Conventional Transformer-based Video Question Answering (VideoQA) approaches
generally encode frames independently through one or more image encoders
followed by interaction between frames and question. However, such schema would
incur significant memory use and inevitably slow down the training and
inference speed. In this work, we present a highly efficient approach for
VideoQA based on existing vision-language pre-trained models where we
concatenate video frames to a $n\times n$ matrix and then convert it to one
image.
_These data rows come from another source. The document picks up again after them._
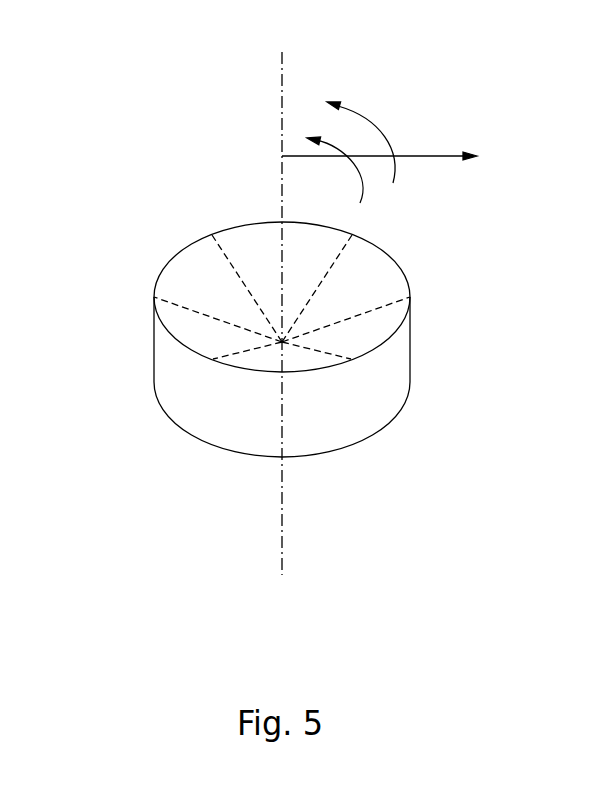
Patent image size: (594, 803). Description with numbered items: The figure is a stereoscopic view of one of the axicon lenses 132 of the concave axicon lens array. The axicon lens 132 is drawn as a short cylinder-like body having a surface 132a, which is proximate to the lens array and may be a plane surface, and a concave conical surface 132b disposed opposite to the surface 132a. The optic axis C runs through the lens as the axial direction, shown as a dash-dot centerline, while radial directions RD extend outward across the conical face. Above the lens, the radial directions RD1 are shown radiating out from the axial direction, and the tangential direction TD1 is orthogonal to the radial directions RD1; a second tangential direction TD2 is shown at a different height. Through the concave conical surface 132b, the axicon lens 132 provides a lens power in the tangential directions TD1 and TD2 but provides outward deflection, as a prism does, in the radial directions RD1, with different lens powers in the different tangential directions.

The axicon lens 132 is at (302, 272).
The surface 132a is at (353, 443).
The concave conical surface 132b is at (377, 272).
The optic axis C is at (284, 297).
The radial directions RD is at (167, 318).
The radial directions RD1 is at (450, 155).
The tangential direction TD1 is at (367, 187).
The tangential direction TD2 is at (388, 137).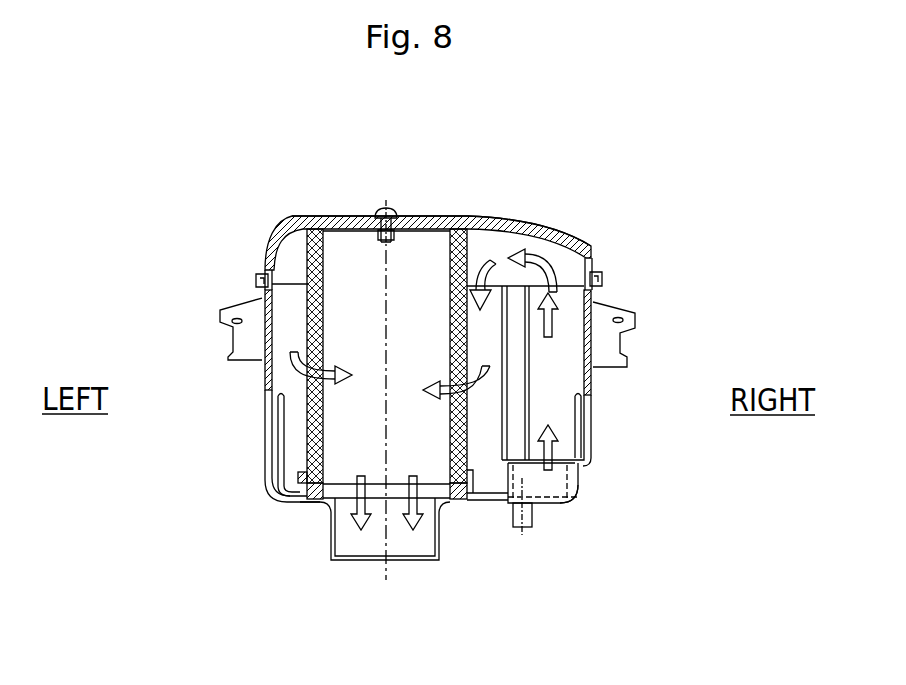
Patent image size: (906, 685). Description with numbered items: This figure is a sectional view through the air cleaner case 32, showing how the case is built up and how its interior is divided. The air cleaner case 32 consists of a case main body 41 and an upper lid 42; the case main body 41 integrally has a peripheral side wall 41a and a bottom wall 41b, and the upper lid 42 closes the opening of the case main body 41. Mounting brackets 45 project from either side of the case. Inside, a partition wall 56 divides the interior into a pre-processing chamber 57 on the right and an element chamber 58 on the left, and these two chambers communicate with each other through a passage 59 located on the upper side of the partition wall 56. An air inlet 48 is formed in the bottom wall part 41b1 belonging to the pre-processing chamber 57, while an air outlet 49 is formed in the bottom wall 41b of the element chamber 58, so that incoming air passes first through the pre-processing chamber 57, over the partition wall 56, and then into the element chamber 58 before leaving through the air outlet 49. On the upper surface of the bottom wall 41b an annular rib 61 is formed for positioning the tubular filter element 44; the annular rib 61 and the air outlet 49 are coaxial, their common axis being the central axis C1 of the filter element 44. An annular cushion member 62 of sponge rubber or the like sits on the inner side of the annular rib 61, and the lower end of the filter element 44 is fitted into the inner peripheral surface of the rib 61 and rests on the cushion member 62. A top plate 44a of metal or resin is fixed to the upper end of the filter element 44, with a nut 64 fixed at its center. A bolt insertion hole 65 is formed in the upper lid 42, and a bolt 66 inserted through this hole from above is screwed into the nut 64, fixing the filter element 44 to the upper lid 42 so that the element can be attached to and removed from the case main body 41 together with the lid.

The air cleaner case 32 is at (226, 240).
The case main body 41 is at (587, 391).
The peripheral side wall 41a is at (270, 394).
The bottom wall 41b is at (303, 490).
The bottom wall part 41b1 is at (572, 493).
The upper lid 42 is at (567, 233).
The filter element 44 is at (286, 447).
The top plate 44a is at (440, 259).
The mounting bracket 45 is at (232, 320).
The air inlet 48 is at (543, 496).
The air outlet 49 is at (330, 553).
The partition wall 56 is at (505, 447).
The pre-processing chamber 57 is at (563, 412).
The element chamber 58 is at (290, 478).
The passage 59 is at (585, 252).
The annular rib 61 is at (300, 475).
The cushion member 62 is at (300, 505).
The nut 64 is at (382, 234).
The bolt insertion hole 65 is at (398, 221).
The bolt 66 is at (383, 208).
The central axis C1 is at (388, 272).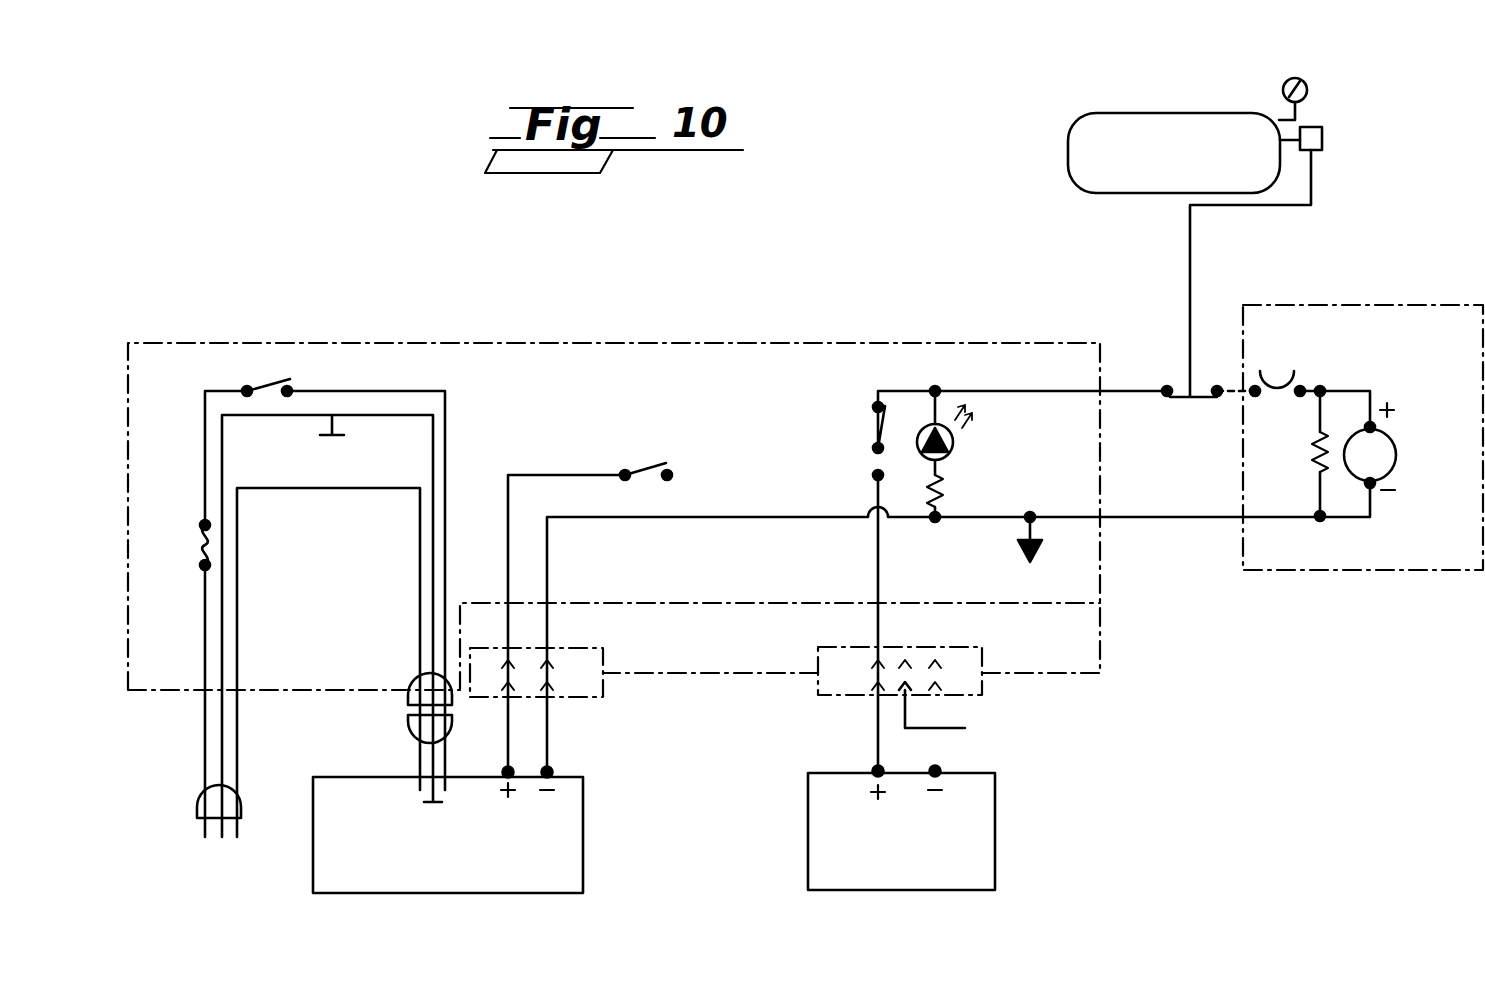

By doing so, we reduce the use of the image encoder from $n^{2}$ to $1$
while maintaining the temporal structure of the original video. Experimental
results on MSRVTT and TrafficQA show that our proposed approach achieves
state-of-the-art performance with nearly $4\times$ faster speed and only 30%
memory use. We show that by integrating our approach into VideoQA systems we
can achieve comparable, even superior, performance with a significant speed up
for training and inference. We believe the proposed approach can facilitate
VideoQA-related research by reducing the computational requirements for those
who have limited access to budgets and resources. Our code will be made
publicly available for research use.

本文提出了一种高效的基于现有的视觉 - 语言预训练模型的视频问答方法，该方法将视频帧连接成 $n	imes n$ 的矩阵，从而将图像编码器的使用量从 $n^2$ 减少到 1，保持了原始视频的时间结构。实验结果表明，我们的方法在 MSRVTT 和 TrafficQA 数据集上取得了与当前最佳方法相同甚至更好的性能，速度快近 4 倍，使用的内存仅占现有方法的 30%，能够节省计算资源。